TORONTO (Reuters) - The Canadian dollar fell to a two-and-a-half month low against the greenback on Friday as the coronavirus outbreak weighed on investor sentiment, offsetting reduced bets for a Bank of Canada interest rate cut after domestic data showed a solid jobs gain.
At 3:55 p.m. (2055 GMT), the Canadian dollar CAD=D4 was trading 0.1% lower at 1.3301 to the greenback, or 75.18 U.S. cents. The currency touched its weakest intraday level since Nov. 21 at 1.3322.
For the week, the loonie was down 0.5% as investors worried that the slump in crude oil prices amid the coronavirus outbreak in China would weigh on Canada’s commodity-linked economy.
Speculators have slashed their bullish bets on the Canadian dollar to a five-week low, data from the U.S. Commodity Futures Trading Commission and Reuters calculations showed. As of Feb. 4, net long positions had fallen to 18,563 contracts from 34,590 in the prior week.
The price of oil, one of Canada’s major exports, fell as Russia said it would need more time before committing to output cuts along with OPEC and other producers amid falling demand for crude as China deals with the coronavirus. U.S. crude oil futures CLc1 were down 1% at $50.42 a barrel.
Wall Street pulled back from record levels after a four-day rally as investors braced for the next developments involving the virus and digested a report showing U.S. job growth accelerated last month.
Canada added 34,500 jobs in January, more than twice the number markets were expecting, and the unemployment rate dipped to a near record low 5.5%, Statistics Canada data indicated.

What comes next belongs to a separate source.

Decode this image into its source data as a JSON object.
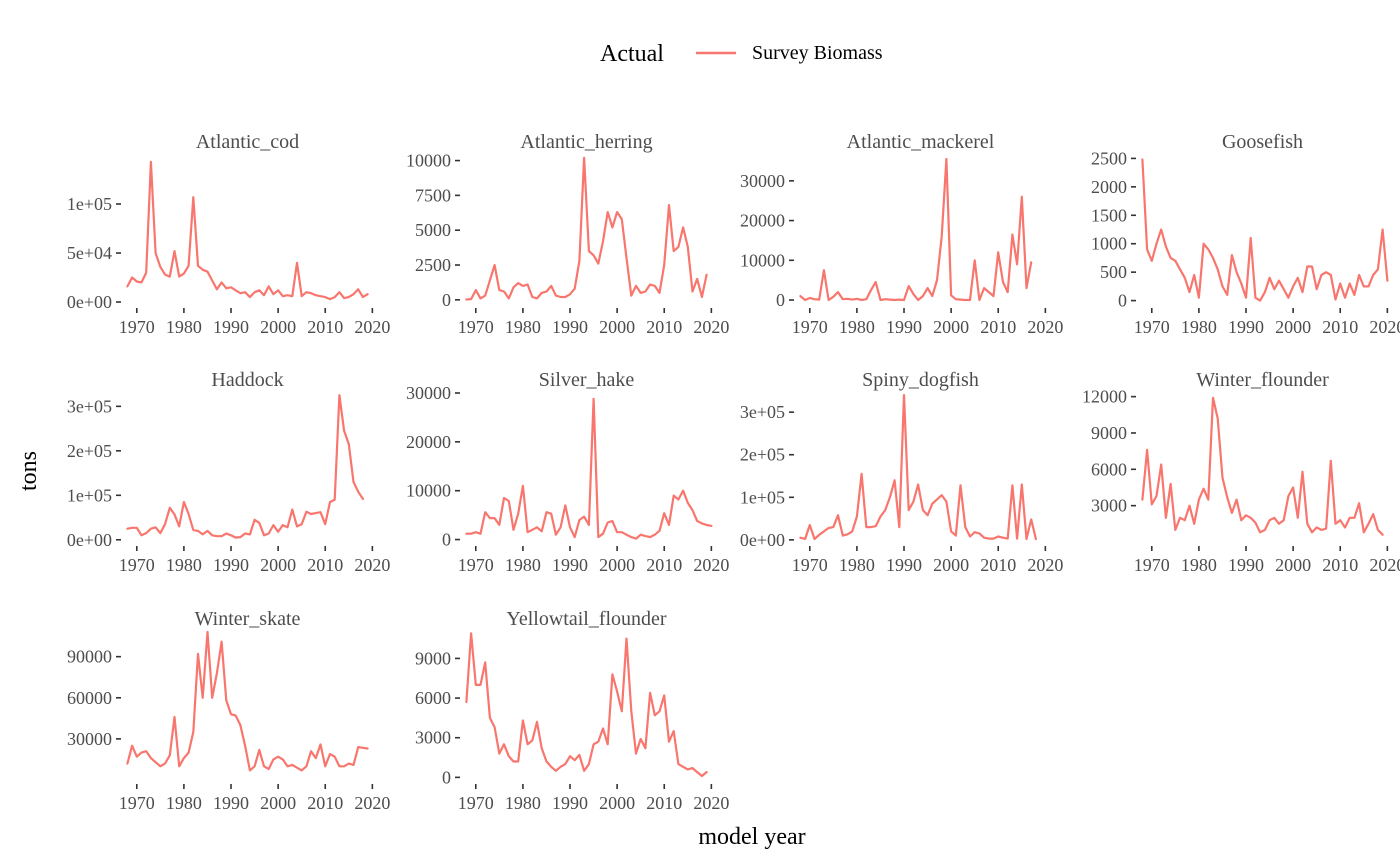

It was “another encouraging report for Canada’s economy around the turn of the year that in turn adds to the backing for the BoC to maintain steady rates in the near term,” said Ryan Brecht, a senior economist at Action Economics.
Chances that the Bank of Canada would cut interest rates by April dipped to less than 40% from about 45% before the jobs report, data from the overnight index swaps market showed.
Canadian government bond yields fell across a flatter yield curve. The 10-year yield was down 4.2 basis points at 1.327%.